"Tag der Scham"

Bundestag erinnert an Holocaust-Opfer

Der Bundestag hat am Holocaust-Gedenktag an die NS-Opfer erinnert. Bundestagspräsidentin Bärbel Bas sprach am Donnerstag von einem "Tag der Scham". Sie betonte: "Wir gedenken der Millionen Menschen, die verfolgt, beraubt, gedemütigt, entrechtet, gequält, dem Tode preisgegeben wurden. Weil sie anders dachten, anders glaubten, anders liebten oder weil ihr Leben den Nationalsozialisten als 'unwert' galt."

Die Gedenkstunde im Bundestag war vom damaligen Bundespräsidenten Roman Herzog 1996 initiiert und wie der Holocaust-Gedenktag auf den Jahrestag der Befreiung des KZ Auschwitz gelegt worden. Im November 2005 verabschiedete die Vollversammlung der Vereinten Nationen eine Resolution, die den 27. Januar zum weltweiten Gedenktag machte.

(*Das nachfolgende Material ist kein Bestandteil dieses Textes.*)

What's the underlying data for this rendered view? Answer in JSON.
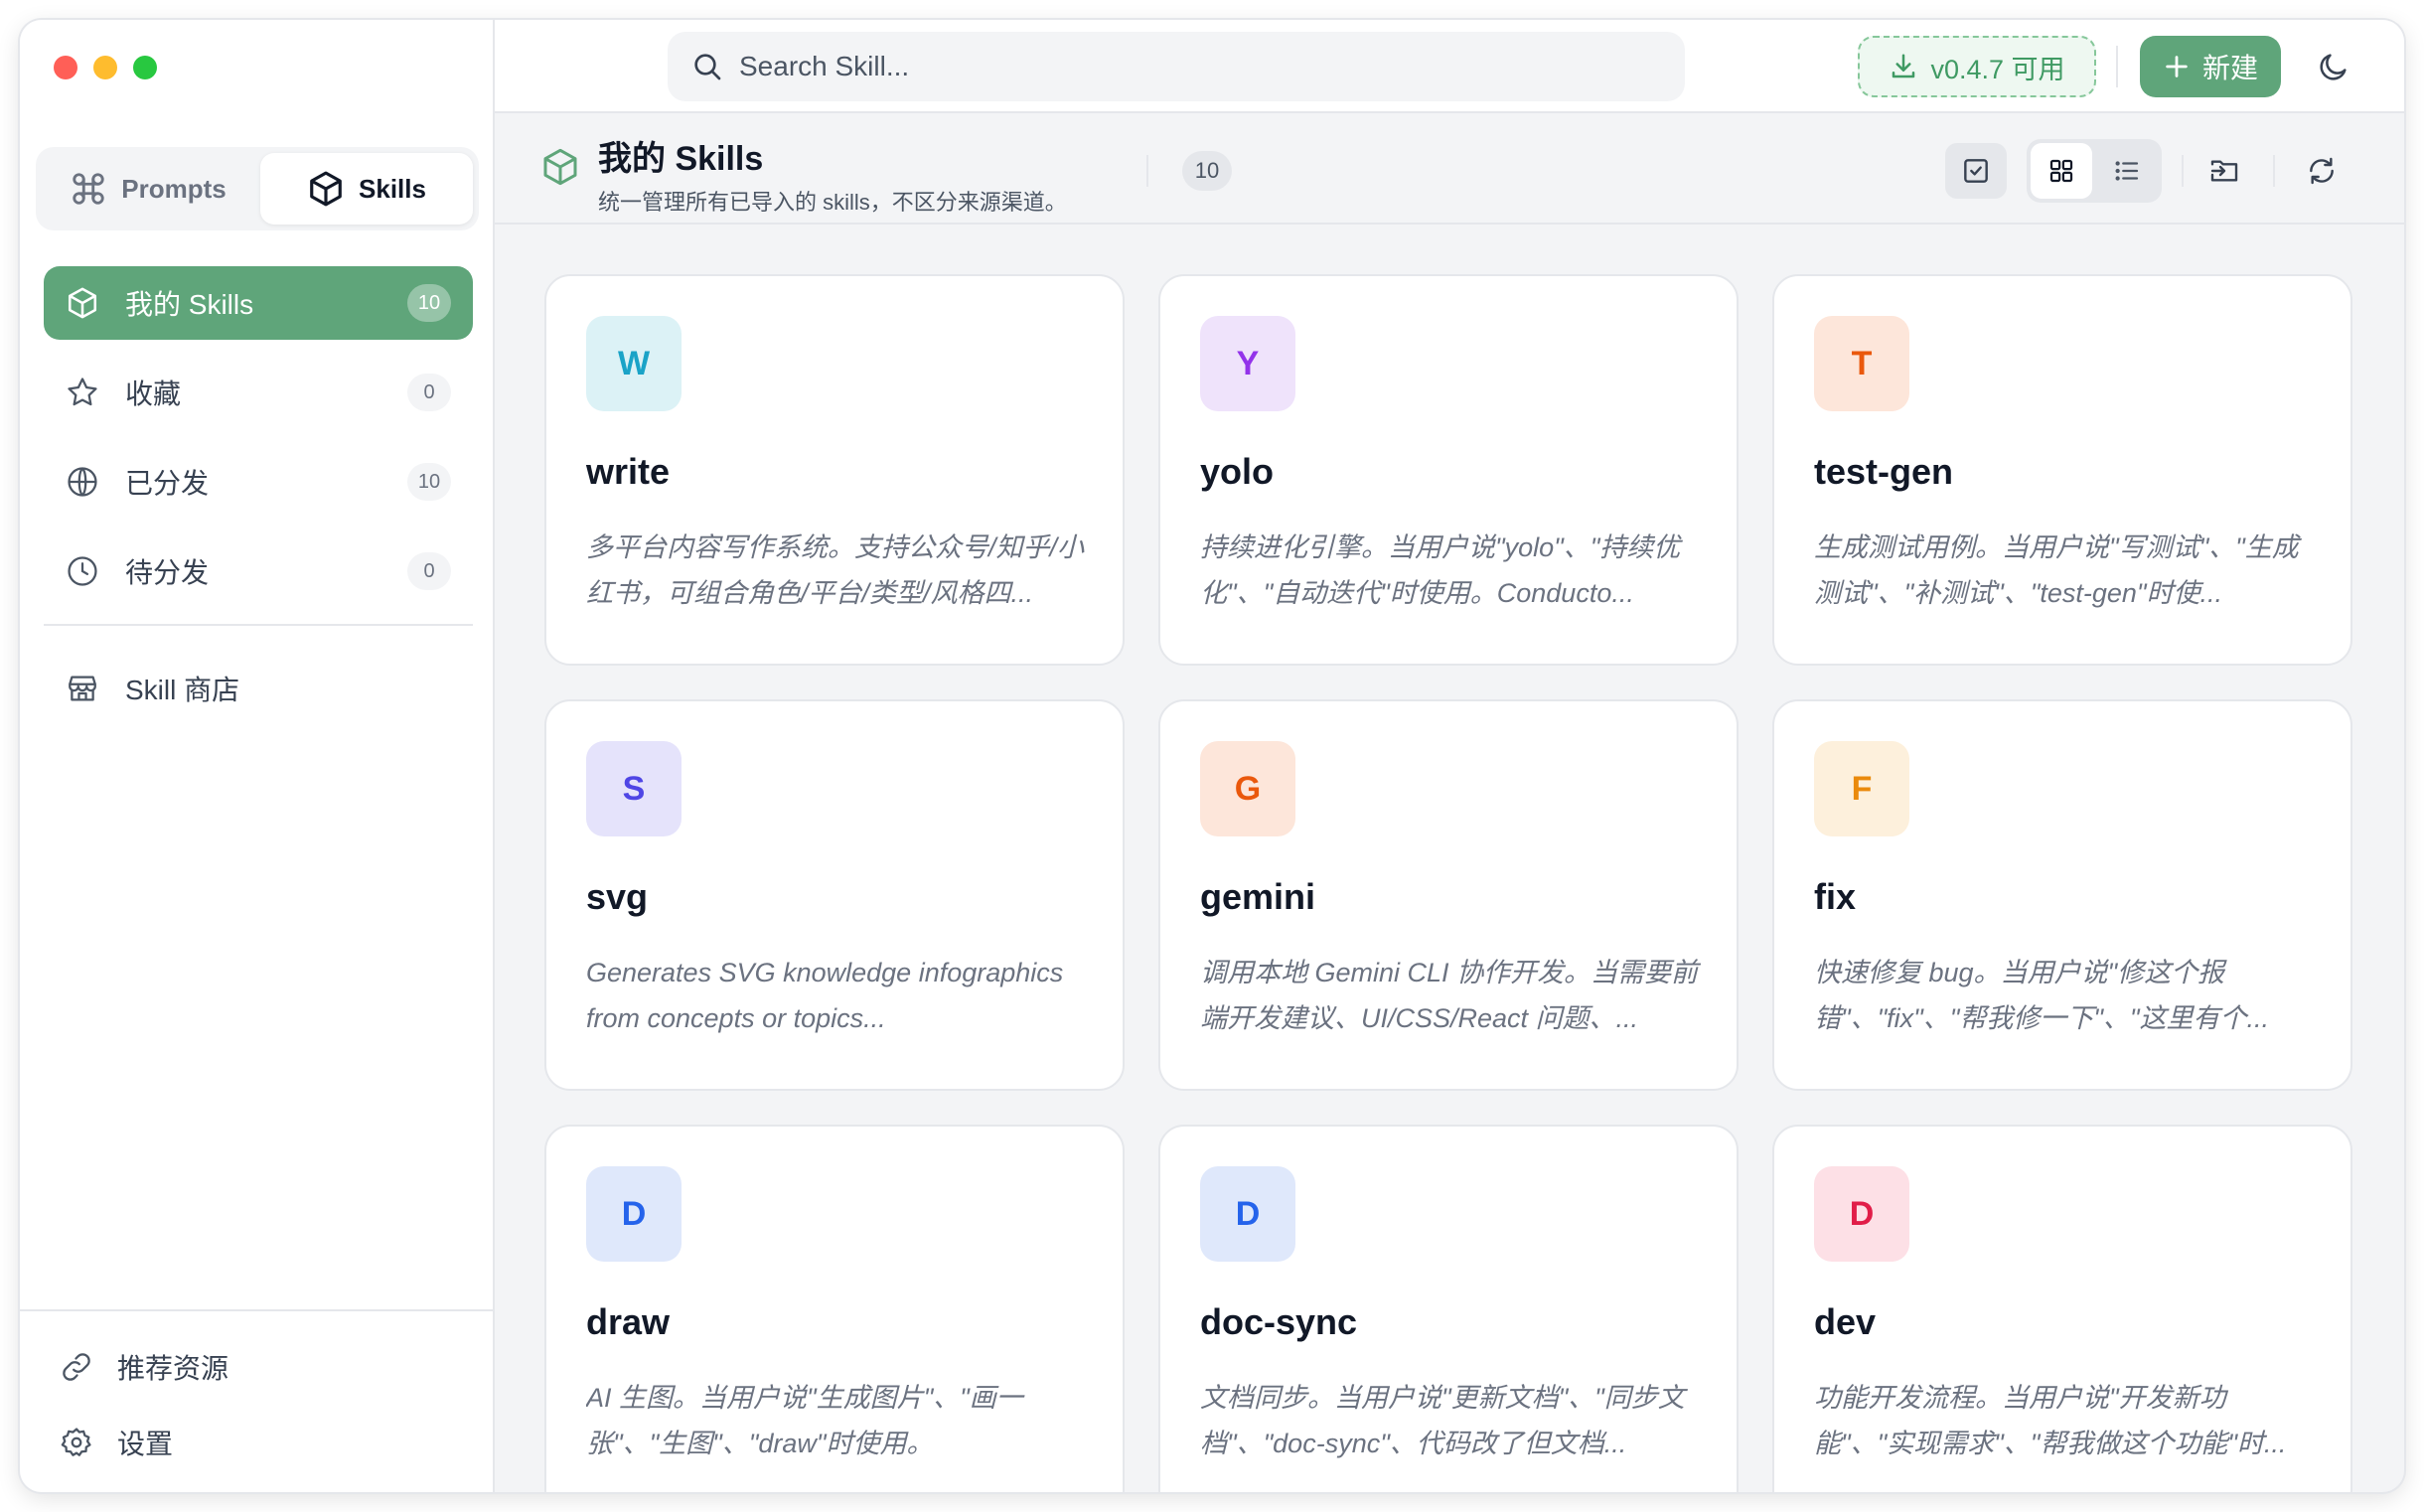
{
  "sidebar": {
    "modes": [
      {
        "label": "Prompts",
        "icon": "command-icon",
        "active": false
      },
      {
        "label": "Skills",
        "icon": "cube-icon",
        "active": true
      }
    ],
    "nav": [
      {
        "label": "我的 Skills",
        "count": "10",
        "icon": "cube-icon",
        "active": true
      },
      {
        "label": "收藏",
        "count": "0",
        "icon": "star-icon",
        "active": false
      },
      {
        "label": "已分发",
        "count": "10",
        "icon": "globe-icon",
        "active": false
      },
      {
        "label": "待分发",
        "count": "0",
        "icon": "clock-icon",
        "active": false
      }
    ],
    "store": {
      "label": "Skill 商店",
      "icon": "store-icon"
    },
    "bottom": [
      {
        "label": "推荐资源",
        "icon": "link-icon"
      },
      {
        "label": "设置",
        "icon": "gear-icon"
      }
    ]
  },
  "topbar": {
    "search_placeholder": "Search Skill...",
    "update_label": "v0.4.7 可用",
    "new_label": "新建"
  },
  "header": {
    "title": "我的 Skills",
    "subtitle": "统一管理所有已导入的 skills，不区分来源渠道。",
    "count": "10"
  },
  "colors": {
    "accent": "#5fa57a",
    "background": "#f3f4f6"
  },
  "skills": [
    {
      "letter": "W",
      "name": "write",
      "desc": "多平台内容写作系统。支持公众号/知乎/小红书，可组合角色/平台/类型/风格四...",
      "bg": "#dcf2f6",
      "fg": "#1aa3c7"
    },
    {
      "letter": "Y",
      "name": "yolo",
      "desc": "持续进化引擎。当用户说\"yolo\"、\"持续优化\"、\"自动迭代\"时使用。Conducto...",
      "bg": "#efe3fb",
      "fg": "#9333ea"
    },
    {
      "letter": "T",
      "name": "test-gen",
      "desc": "生成测试用例。当用户说\"写测试\"、\"生成测试\"、\"补测试\"、\"test-gen\"时使...",
      "bg": "#fde6da",
      "fg": "#ea580c"
    },
    {
      "letter": "S",
      "name": "svg",
      "desc": "Generates SVG knowledge infographics from concepts or topics...",
      "bg": "#e5e3fb",
      "fg": "#4f46e5"
    },
    {
      "letter": "G",
      "name": "gemini",
      "desc": "调用本地 Gemini CLI 协作开发。当需要前端开发建议、UI/CSS/React 问题、...",
      "bg": "#fde6da",
      "fg": "#ea580c"
    },
    {
      "letter": "F",
      "name": "fix",
      "desc": "快速修复 bug。当用户说\"修这个报错\"、\"fix\"、\"帮我修一下\"、\"这里有个...",
      "bg": "#fdf0dc",
      "fg": "#ea8a0c"
    },
    {
      "letter": "D",
      "name": "draw",
      "desc": "AI 生图。当用户说\"生成图片\"、\"画一张\"、\"生图\"、\"draw\"时使用。",
      "bg": "#dfe8fb",
      "fg": "#2563eb"
    },
    {
      "letter": "D",
      "name": "doc-sync",
      "desc": "文档同步。当用户说\"更新文档\"、\"同步文档\"、\"doc-sync\"、代码改了但文档...",
      "bg": "#dfe8fb",
      "fg": "#2563eb"
    },
    {
      "letter": "D",
      "name": "dev",
      "desc": "功能开发流程。当用户说\"开发新功能\"、\"实现需求\"、\"帮我做这个功能\"时...",
      "bg": "#fde0e6",
      "fg": "#e11d48"
    }
  ]
}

Bas betonte, Scham hätten die Täter nie gezeigt. Viel zu wenige hätten sich vor Gericht verantworten müssen. Viel zu viele seien mit Strafen davongekommen, "die einer Verhöhnung der Opfer gleichkamen". Der Völkermord an den Juden Europas sei ein deutsches Verbrechen. Aber er sei zugleich eine Vergangenheit, die alle angehe.

Antisemitismus sei nicht hinnehmbar: "Punkt. Egal, wo er herkommt." Antijüdische Stereotype und Vorurteile dürften sich nicht wieder breit machen. Dagegen schützten nicht allein Erinnern und Gedenken. Sie machten nicht immun gegen Antisemitismus sowie Rassismus und Rechtsextremismus.

Die Holocaust-Überlebende Inge Auerbacher erinnerte in der Gedenkstunde an ihr Schicksal. Auerbacher wurde 1934 in Kippenheim in Südbaden geboren. Im Alter von sieben Jahren wurde sie 1942 ins Konzentrationslager Theresienstadt deportiert. Dort starben viele ihrer nächsten Verwandten. Sie überlebte und wurde gemeinsam mit ihren Eltern und anderen Gefangenen am 8. Mai 1945 von sowjetischen Truppen befreit. Nach dem Zweiten Weltkrieg emigrierte sie 1946 mit ihren Eltern in die USA.

Sie habe die "grauenhafte Zeit des Schreckens und Judenhasses noch in Erinnerung". Leider sei dieser Krebs wieder erwacht, sagte Auerbacher. In vielen Ländern - auch in Deutschland - sei der Judenhass wieder alltäglich geworden. Die Krankheit müsse so schnell wie möglich geheilt werden.

Der israelische Parlamentspräsident Mickey Levy mahnte als Lehre aus der Geschichte, die Demokratie zu verteidigen und die Erinnerung an den Holocaust wach zu halten. Dies sei eine schwierige Aufgabe für die kommenden Generationen, sagte er im Bundestag. Dabei forderte er, das Gedenken nicht auf Zahlen zu reduzieren, sondern hinter ihnen jeweils eine Lebensgeschichte zu sehen. Die Erinnerungsarbeit verbinde das israelische und das deutsche Volk. Er dankte der früheren Bundeskanzlerin Angela Merkel (CDU) für ihre Verdienste um die Beziehungen zu Israel. Abschließend gedachte er mit Tränen in den Augen in einem Gebet der Opfer des Holocaust.

Traditionell nahmen auch die Spitzen der anderen Verfassungsorgane an der Gedenkstunde teil. Neben Bundespräsident Frank-Walter Steinmeier und Bundeskanzler Olaf Scholz (SPD) waren das Bundesratspräsident Bodo Ramelow und der Präsident des Bundesverfassungsgerichts, Stephan Harbarth.